Entre os Caprimulgiformes que ocorrem em Curvelo o bacurau chintã é o mais notável nos meses de setembro e outubro, período em que encontra-se extremamente ativo devido aos atos de acasalamento, postura e choca dos ovos, ocasião em que torna-se comumente ouvir a sua vocalização à partir dos primeiras horas do anoitecer. Após esse período vocaliza cada vez menos, sinal de que os filhotes já saíram dos ovos e os adultos estão em plena atividade de cuidado parental.
A espécie executa movimentos migratórios, motivo pelo qual após o período de acasalamento, postura e cuidado com os filhotes não é mais visto nos locais onde nessa época é frequentemente observado e ouvido. Registros foram feitos em todo o Brasil, sendo a base de dados do Wikiaves um importante instrumento de verificação dos períodos em cada região em que Hydropsalis parvula é avistado, servindo também como base de análise para os movimentos locais que a espécie realiza.

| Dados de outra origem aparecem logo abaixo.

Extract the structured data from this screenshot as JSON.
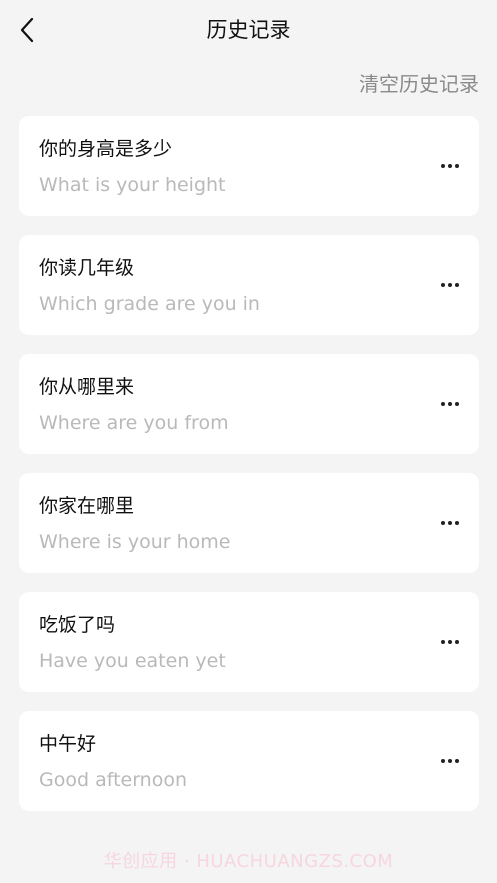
{
  "header": {
    "title": "历史记录",
    "back_icon": "chevron-left-icon"
  },
  "toolbar": {
    "clear_label": "清空历史记录"
  },
  "history": [
    {
      "cn": "你的身高是多少",
      "en": "What is your height"
    },
    {
      "cn": "你读几年级",
      "en": "Which grade are you in"
    },
    {
      "cn": "你从哪里来",
      "en": "Where are you from"
    },
    {
      "cn": "你家在哪里",
      "en": "Where is your home"
    },
    {
      "cn": "吃饭了吗",
      "en": "Have you eaten yet"
    },
    {
      "cn": "中午好",
      "en": "Good afternoon"
    }
  ],
  "more_icon": "more-horizontal-icon",
  "watermark": "华创应用 · HUACHUANGZS.COM",
  "colors": {
    "background": "#f4f4f4",
    "card": "#ffffff",
    "primary_text": "#111111",
    "secondary_text": "#b9b9b9",
    "link_text": "#8a8a8a"
  }
}
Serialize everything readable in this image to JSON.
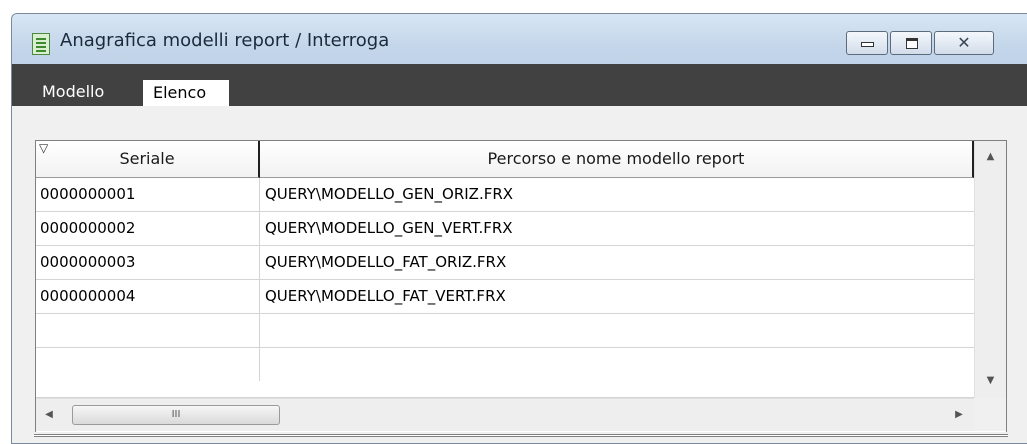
{
  "window": {
    "title": "Anagrafica modelli report / Interroga",
    "close_glyph": "✕"
  },
  "tabs": [
    {
      "label": "Modello",
      "active": false
    },
    {
      "label": "Elenco",
      "active": true
    }
  ],
  "grid": {
    "columns": [
      "Seriale",
      "Percorso e nome modello report"
    ],
    "rows": [
      {
        "seriale": "0000000001",
        "percorso": "QUERY\\MODELLO_GEN_ORIZ.FRX"
      },
      {
        "seriale": "0000000002",
        "percorso": "QUERY\\MODELLO_GEN_VERT.FRX"
      },
      {
        "seriale": "0000000003",
        "percorso": "QUERY\\MODELLO_FAT_ORIZ.FRX"
      },
      {
        "seriale": "0000000004",
        "percorso": "QUERY\\MODELLO_FAT_VERT.FRX"
      },
      {
        "seriale": "",
        "percorso": ""
      },
      {
        "seriale": "",
        "percorso": ""
      }
    ]
  },
  "scrollbars": {
    "up_glyph": "▲",
    "down_glyph": "▼",
    "left_glyph": "◀",
    "right_glyph": "▶",
    "thumb_grip": "III"
  },
  "colors": {
    "tab_bar": "#414141",
    "title_bar": "#c4d6ea",
    "client_bg": "#f0f0f0"
  },
  "icons": [
    "app-form-icon",
    "minimize-icon",
    "maximize-icon",
    "close-icon",
    "sort-indicator-icon"
  ]
}
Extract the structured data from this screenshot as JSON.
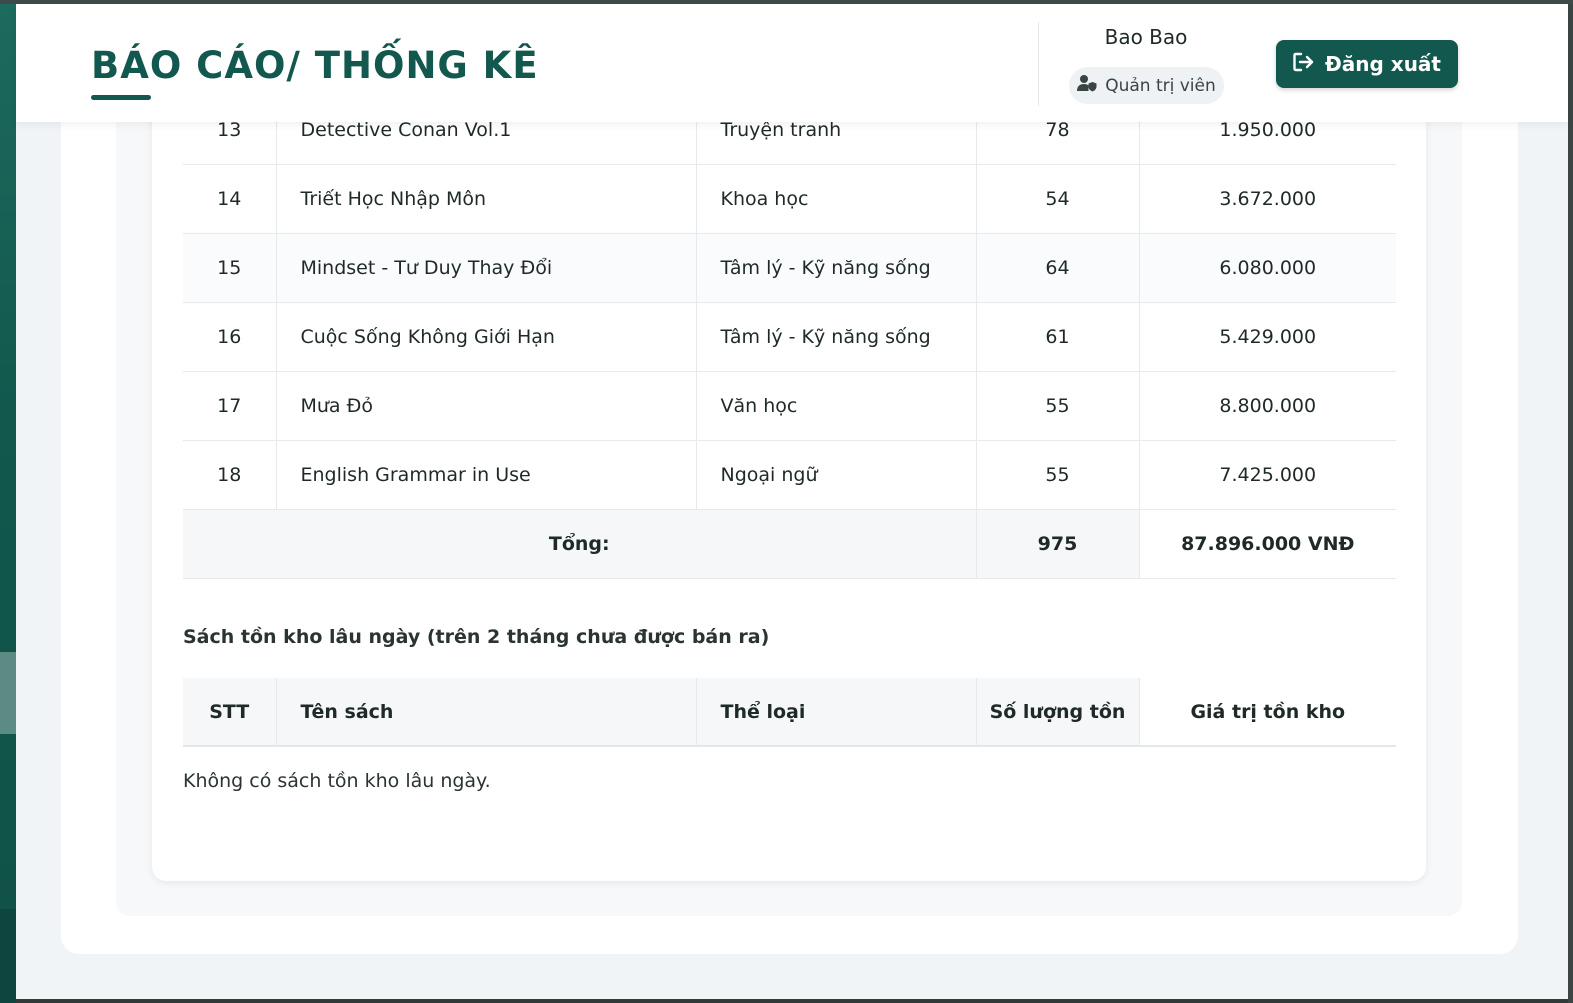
{
  "header": {
    "title": "BÁO CÁO/ THỐNG KÊ",
    "user_name": "Bao Bao",
    "role": "Quản trị viên",
    "logout_label": "Đăng xuất"
  },
  "inventory_table": {
    "rows": [
      {
        "stt": "13",
        "name": "Detective Conan Vol.1",
        "category": "Truyện tranh",
        "quantity": "78",
        "value": "1.950.000"
      },
      {
        "stt": "14",
        "name": "Triết Học Nhập Môn",
        "category": "Khoa học",
        "quantity": "54",
        "value": "3.672.000"
      },
      {
        "stt": "15",
        "name": "Mindset - Tư Duy Thay Đổi",
        "category": "Tâm lý - Kỹ năng sống",
        "quantity": "64",
        "value": "6.080.000"
      },
      {
        "stt": "16",
        "name": "Cuộc Sống Không Giới Hạn",
        "category": "Tâm lý - Kỹ năng sống",
        "quantity": "61",
        "value": "5.429.000"
      },
      {
        "stt": "17",
        "name": "Mưa Đỏ",
        "category": "Văn học",
        "quantity": "55",
        "value": "8.800.000"
      },
      {
        "stt": "18",
        "name": "English Grammar in Use",
        "category": "Ngoại ngữ",
        "quantity": "55",
        "value": "7.425.000"
      }
    ],
    "total_label": "Tổng:",
    "total_quantity": "975",
    "total_value": "87.896.000 VNĐ"
  },
  "old_stock": {
    "title": "Sách tồn kho lâu ngày (trên 2 tháng chưa được bán ra)",
    "headers": [
      "STT",
      "Tên sách",
      "Thể loại",
      "Số lượng tồn",
      "Giá trị tồn kho"
    ],
    "empty_message": "Không có sách tồn kho lâu ngày."
  },
  "colors": {
    "primary": "#13584f",
    "background": "#f1f4f7",
    "card": "#ffffff"
  }
}
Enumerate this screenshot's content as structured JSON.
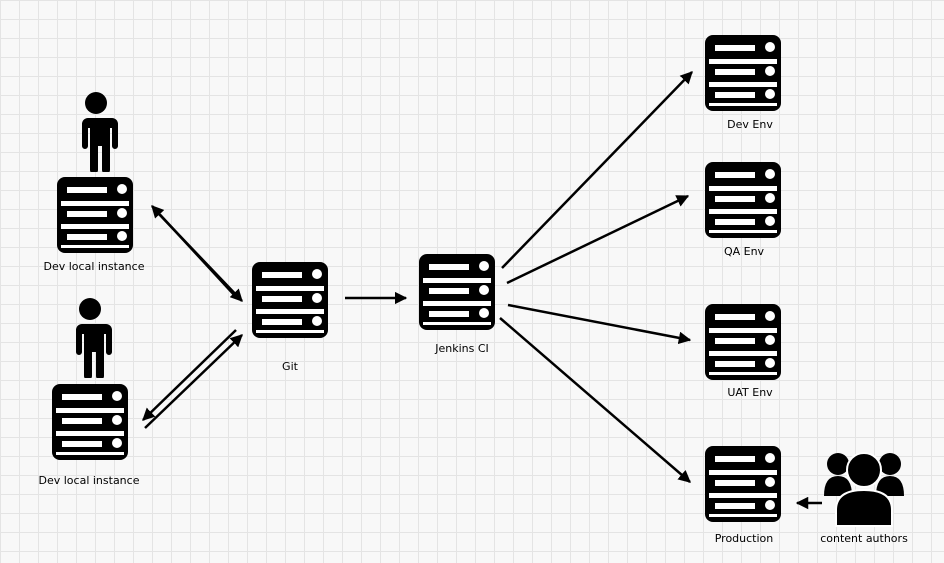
{
  "nodes": {
    "dev_local_1": {
      "label": "Dev local instance",
      "icon": "server-icon",
      "user_icon": "person-icon"
    },
    "dev_local_2": {
      "label": "Dev local instance",
      "icon": "server-icon",
      "user_icon": "person-icon"
    },
    "git": {
      "label": "Git",
      "icon": "server-icon"
    },
    "jenkins": {
      "label": "Jenkins CI",
      "icon": "server-icon"
    },
    "dev_env": {
      "label": "Dev Env",
      "icon": "server-icon"
    },
    "qa_env": {
      "label": "QA Env",
      "icon": "server-icon"
    },
    "uat_env": {
      "label": "UAT Env",
      "icon": "server-icon"
    },
    "production": {
      "label": "Production",
      "icon": "server-icon"
    },
    "content_authors": {
      "label": "content authors",
      "icon": "user-group-icon"
    }
  },
  "edges": [
    {
      "from": "git",
      "to": "dev_local_1"
    },
    {
      "from": "dev_local_1",
      "to": "git"
    },
    {
      "from": "dev_local_2",
      "to": "git"
    },
    {
      "from": "git",
      "to": "dev_local_2"
    },
    {
      "from": "git",
      "to": "jenkins"
    },
    {
      "from": "jenkins",
      "to": "dev_env"
    },
    {
      "from": "jenkins",
      "to": "qa_env"
    },
    {
      "from": "jenkins",
      "to": "uat_env"
    },
    {
      "from": "jenkins",
      "to": "production"
    },
    {
      "from": "content_authors",
      "to": "production"
    }
  ],
  "colors": {
    "stroke": "#000000",
    "background": "#f8f8f8"
  }
}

Em Curvelo os registros constantes são majoritariamente no mês de outubro, sendo exceção um registro do usuário Diogo César feito no dia 19/01/2013, outro do usuário Douglas Alencar Gass, feito no dia 20/09/2015 e outro do usuário Geraldo M. Pereira registrado no dia 14/11/2015.
A espécie tem o ornitólogo e naturalista inglês John Gould como autoridade descritiva. Gould notabilizou-se, entre outras proezas e descobertas no campo da ciência natural, por ter alertado Charles Darwin de que as aves que ele havia coletado em Galápagos se tratavam na verdade de espécies com características distintas entre si e mesmo novos táxons a ser reconhecidos pela ciência. Para designar as espécies por John Gould descritas é utilizada a abreviatura padrão Gould – torna-se importante salientar que o conquiologista estadunidense Augustus Addison Gould é também notado por esta abreviatura nas espécies por ele descritas. Como o objeto de estudo dos dois autores é bem distinto logo a confusão se desfaz ao vasculhar a história de cada um.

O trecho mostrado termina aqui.